Eine erwartungsvolle Stimmung lag in der Luft des Prüfungssaals, als wir unsere Plätze einnahmen. Ich übernahm die Verteidigung für die angeklagte Hexe, die von einer meiner Mitschülerinnen gespielt wurde. Wir nannten sie der Einfachheit halber beim Alias „Emma“ und sie sollte nur dasitzen, um einen echten Gerichtssaal so originalgetreu zu simulieren wie möglich. Der Saal wurde abrupt ruhig, als die „Staatsanwältin“ Anklage erhob:
Hexe Emma wird vorgeworfen, sie habe unsere bekannte Meisterbäckerin Camille verhext um sich gelegentlich mit Schokokeksen und Kirschtörtchen kostenfrei einzudecken.
Ich trat vor, den Kragen meiner Hexenuniform richtend und die Dokumente des Falls in der linken Hand haltend.

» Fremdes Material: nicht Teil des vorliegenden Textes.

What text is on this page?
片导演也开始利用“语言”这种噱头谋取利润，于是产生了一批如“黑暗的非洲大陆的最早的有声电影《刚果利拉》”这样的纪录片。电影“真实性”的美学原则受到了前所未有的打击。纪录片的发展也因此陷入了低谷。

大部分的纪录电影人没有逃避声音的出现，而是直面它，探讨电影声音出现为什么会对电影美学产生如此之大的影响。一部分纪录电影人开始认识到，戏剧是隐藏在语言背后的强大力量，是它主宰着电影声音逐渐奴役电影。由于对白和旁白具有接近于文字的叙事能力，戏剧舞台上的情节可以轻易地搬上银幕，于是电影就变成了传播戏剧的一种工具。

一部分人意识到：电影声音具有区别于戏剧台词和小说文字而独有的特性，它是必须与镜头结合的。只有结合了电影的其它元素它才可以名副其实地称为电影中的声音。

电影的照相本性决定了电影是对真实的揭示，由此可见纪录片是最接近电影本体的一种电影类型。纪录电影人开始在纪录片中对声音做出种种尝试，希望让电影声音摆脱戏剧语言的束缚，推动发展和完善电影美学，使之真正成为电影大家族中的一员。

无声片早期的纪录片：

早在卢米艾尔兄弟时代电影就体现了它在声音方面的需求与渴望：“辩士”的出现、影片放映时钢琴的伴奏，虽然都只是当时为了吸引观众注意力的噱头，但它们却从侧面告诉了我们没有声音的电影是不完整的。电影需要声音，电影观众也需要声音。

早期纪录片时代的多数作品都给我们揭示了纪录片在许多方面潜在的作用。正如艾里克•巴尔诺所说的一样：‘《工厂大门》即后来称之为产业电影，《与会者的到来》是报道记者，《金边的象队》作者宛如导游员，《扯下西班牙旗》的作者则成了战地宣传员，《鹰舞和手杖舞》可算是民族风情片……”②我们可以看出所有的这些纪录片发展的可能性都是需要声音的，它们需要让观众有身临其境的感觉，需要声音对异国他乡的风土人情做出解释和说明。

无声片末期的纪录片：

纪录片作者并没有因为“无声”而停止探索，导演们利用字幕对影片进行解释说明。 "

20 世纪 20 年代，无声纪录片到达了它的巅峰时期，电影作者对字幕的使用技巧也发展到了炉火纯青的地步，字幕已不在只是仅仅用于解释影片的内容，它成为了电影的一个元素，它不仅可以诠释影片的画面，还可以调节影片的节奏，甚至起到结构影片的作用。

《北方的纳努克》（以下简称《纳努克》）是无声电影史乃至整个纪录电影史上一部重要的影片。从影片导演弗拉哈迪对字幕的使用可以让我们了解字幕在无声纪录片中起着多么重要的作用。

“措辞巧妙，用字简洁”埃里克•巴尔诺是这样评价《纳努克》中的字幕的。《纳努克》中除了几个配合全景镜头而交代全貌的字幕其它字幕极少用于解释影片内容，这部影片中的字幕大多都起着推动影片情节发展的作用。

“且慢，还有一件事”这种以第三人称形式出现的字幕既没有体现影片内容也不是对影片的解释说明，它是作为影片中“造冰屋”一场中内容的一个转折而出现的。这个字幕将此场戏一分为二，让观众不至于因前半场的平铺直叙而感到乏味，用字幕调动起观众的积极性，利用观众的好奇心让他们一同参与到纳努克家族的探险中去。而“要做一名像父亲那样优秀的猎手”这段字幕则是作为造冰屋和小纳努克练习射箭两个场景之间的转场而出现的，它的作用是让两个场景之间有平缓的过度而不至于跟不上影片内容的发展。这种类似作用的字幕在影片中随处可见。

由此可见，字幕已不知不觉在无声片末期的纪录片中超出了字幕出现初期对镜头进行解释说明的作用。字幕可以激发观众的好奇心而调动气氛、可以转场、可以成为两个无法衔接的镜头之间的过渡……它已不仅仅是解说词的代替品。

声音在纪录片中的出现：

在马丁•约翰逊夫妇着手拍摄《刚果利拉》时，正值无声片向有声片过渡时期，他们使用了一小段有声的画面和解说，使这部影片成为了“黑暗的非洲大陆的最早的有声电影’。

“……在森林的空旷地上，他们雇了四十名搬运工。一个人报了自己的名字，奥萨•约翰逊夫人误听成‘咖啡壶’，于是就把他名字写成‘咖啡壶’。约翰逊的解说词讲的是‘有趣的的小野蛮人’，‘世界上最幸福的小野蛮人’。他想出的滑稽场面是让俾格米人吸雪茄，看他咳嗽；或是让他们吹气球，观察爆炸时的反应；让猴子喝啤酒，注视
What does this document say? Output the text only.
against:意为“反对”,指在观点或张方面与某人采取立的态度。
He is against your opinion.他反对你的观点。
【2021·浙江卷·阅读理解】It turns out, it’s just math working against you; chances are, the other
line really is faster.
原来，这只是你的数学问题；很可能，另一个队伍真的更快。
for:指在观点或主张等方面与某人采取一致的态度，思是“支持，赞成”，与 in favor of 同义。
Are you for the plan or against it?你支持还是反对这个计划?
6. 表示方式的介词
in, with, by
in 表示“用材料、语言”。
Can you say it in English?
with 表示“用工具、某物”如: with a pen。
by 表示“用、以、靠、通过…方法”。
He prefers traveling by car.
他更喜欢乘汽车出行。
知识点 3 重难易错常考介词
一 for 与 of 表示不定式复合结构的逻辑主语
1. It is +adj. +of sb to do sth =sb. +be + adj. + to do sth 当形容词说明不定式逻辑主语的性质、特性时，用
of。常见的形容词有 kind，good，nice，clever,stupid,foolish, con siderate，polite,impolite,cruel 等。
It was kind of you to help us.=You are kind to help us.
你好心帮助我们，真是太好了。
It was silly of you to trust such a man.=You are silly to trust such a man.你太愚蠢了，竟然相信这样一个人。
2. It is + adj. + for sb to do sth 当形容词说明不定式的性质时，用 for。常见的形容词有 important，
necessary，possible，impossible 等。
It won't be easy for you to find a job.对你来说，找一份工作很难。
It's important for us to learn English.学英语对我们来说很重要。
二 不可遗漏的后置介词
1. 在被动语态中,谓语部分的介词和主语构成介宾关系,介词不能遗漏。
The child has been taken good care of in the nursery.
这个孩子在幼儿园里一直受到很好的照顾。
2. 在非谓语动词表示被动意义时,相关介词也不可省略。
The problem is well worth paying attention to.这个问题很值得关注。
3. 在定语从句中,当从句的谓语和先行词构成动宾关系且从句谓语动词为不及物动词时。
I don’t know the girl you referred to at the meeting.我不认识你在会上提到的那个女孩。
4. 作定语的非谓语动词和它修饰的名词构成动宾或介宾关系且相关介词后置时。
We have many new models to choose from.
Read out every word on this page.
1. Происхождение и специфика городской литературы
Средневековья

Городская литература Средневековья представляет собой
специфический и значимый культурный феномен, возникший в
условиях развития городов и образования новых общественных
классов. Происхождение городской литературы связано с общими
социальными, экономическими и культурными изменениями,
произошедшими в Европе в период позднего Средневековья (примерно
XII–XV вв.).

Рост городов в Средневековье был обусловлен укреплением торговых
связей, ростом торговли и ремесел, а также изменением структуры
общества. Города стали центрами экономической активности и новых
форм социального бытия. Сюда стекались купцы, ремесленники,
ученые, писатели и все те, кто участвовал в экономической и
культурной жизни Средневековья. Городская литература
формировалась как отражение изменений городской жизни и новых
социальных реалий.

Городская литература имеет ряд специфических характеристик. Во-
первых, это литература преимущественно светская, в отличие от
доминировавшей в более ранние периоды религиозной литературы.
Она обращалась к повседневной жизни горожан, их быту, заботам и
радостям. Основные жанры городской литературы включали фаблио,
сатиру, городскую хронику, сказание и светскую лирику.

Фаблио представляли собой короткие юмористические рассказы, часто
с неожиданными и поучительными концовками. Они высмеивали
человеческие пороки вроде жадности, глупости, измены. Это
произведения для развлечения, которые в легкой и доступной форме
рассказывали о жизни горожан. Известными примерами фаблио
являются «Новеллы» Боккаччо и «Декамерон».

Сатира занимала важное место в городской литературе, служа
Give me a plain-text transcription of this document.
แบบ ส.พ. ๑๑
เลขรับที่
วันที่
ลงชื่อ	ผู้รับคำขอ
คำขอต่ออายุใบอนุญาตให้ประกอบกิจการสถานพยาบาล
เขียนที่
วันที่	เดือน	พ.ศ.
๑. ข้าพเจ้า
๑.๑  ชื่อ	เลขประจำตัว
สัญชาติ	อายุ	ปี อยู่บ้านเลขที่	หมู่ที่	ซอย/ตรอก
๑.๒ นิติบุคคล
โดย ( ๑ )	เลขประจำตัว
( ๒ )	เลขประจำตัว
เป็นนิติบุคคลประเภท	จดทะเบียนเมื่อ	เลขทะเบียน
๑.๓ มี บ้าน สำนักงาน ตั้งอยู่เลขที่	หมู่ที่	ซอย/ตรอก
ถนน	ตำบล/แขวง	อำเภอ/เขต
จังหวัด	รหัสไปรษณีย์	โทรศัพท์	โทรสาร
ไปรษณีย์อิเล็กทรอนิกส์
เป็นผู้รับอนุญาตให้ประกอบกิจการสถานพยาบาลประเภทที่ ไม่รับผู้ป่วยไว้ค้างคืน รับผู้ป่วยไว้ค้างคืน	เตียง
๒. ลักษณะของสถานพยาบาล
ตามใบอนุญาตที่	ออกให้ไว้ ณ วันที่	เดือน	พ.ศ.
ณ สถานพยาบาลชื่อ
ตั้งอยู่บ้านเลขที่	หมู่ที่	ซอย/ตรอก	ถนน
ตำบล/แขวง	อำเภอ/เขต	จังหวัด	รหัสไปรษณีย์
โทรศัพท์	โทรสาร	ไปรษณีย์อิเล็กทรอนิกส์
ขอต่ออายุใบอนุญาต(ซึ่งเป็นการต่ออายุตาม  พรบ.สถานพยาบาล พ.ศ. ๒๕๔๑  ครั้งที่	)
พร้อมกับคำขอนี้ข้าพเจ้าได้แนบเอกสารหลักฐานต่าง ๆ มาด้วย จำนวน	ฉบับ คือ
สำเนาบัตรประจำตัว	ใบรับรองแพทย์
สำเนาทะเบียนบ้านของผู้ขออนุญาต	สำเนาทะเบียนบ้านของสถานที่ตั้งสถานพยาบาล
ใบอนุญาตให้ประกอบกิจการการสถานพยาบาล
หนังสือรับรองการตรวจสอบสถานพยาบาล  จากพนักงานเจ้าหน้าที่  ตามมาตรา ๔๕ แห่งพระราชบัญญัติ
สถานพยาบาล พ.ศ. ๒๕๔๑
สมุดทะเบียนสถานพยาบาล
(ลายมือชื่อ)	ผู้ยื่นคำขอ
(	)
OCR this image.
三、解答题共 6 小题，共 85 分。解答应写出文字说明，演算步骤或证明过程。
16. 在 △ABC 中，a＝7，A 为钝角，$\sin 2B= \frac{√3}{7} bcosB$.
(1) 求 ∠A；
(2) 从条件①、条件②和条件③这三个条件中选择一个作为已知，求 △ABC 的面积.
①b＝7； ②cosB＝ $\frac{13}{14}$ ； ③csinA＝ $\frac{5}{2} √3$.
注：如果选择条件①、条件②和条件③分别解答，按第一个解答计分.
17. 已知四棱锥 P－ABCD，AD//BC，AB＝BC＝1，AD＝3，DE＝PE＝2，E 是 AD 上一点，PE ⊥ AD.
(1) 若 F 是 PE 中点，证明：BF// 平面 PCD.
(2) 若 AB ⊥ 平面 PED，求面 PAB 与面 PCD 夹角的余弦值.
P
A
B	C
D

„Geehrtes Gericht, werte Geschworenen“, bekann ich ruhig, auch wenn ich innerlich nervös war. „Lasst uns die Wahrheit nicht in den süßen Düften aus Hefe und Zucker verlieren. Heute geht es nicht um Kuchen. Es geht um Gerechtigkeit.“ Stolz auf diese Einleitung ließ ich meinen Blick durch die Zuschauerinnen und unsere „Geschworenen“ wandern, die zustimmend vor sich hin murmelten. Ich räusperte mich, um mir ein Grinsen zu verkneifen. „Die Staatsanwältin behauptet,“ fuhr ich fort, „meine Mandantin habe Magie eingesetzt um unsere geschätzte Camille auszutricksen. Doch wo sind die Beweise? Ein leichtes Zittern ihrer Hand beim Herausgeben der Kekse? Ein verunsichertes Lächeln zu viel?“
Mein freies Auge heftete sich direkt an meine Gegenspielerin und ich erwartete ihre Reaktion. Diese machte zunächst ein nachdenkliches Summen, ehe sie gegen sprach. „Laut Aussage von unserer Bäckerin hat sie unerklärliche Gedächtnislücken. Sie erinnere sich nicht daran, jedes Mal von Emma Geld für ihre Ware erhalten zu haben.“
Das war das Stichwort für meinen Konter. „Einspruch! Camille erinnert sich bei einigen ihrer Kunden nicht daran, das betrifft nicht nur meine Mandantin. Zudem führt sie ihre Bäckerei allein. Sie wirbt damit, dass ihre Süßigkeiten aus den -ich zitiere- besten magischen Zutaten bestünden und mit ganz speziellen Zauberkristallen gezuckert seien. Ihr Laden ist weit bekannt und ihre Süßigkeiten hochbegehrt! Daher ist es nicht auszuschließen, dass sie zu Stoßzeiten bei der Menge an Kundschaft schnell mal die Übersicht über Gesichter und Finanzen verliert.“ Ich verschränkte die Arme und wand mich zum Publikum. „Angenommen, man nimmt gerade das Gold für den Keksbeutel entgegen und gleichzeitig den Geruch von verbrennendem Kuchen wahr…natürlich bleibt einem der Gestank eher in Erinnerung als das Gefühl des Goldes in der Hand. Wer könnte einem das auch in so einer Situation verübeln?“
Während die „Staatsanwältin“ hastig durch ihre Notizen blätterte sprach ich weiter. „Und hierzu noch etwas!“ Ich präsentierte den Anwesenden eine dicke Mappe. „Hier haben wir die Verkaufsbücher der Bäckerei. Unvollständig, lückenhaft. Keine klare Aufzeichnung über die Verkäufe. Wer kann damit also sicher sagen, dass Emma sich jemals Kuchen erschlichen hat? Es gibt keine Augenzeuginnen, keine magischen Rückstände eines Trickzaubers…nur Vermutungen.“ Natürlich handelte es sich dabei nicht um die Originalaufzeichnungen der Inventuren. Aber für unseren Fall waren sie ernstzunehmend genug.
Da keine weitere Gegenaussage folgte, tauschte Professorin Elvina einen kurzen Blick mit den „Geschworenen“ aus und faltete die Hände. In einer kräftigen Stimmlage sprach sie anschließend das Urteil aus:
„Das Gericht hat entschieden. Mangels von Beweisen wird die Angeklagte Emma freigesprochen.
Sie ist nicht schuldig im Sinne der Anklage.“
Es folgte ein Applaus im gesamten Saal und ich schüttelte die Hand der „Staatsanwältin“. Auch wenn es sich nicht um einen echten Fall gehandelt hatte, fühlte sich die Erleichterung in meinem Herzen doch real an und die Entscheidung richtig.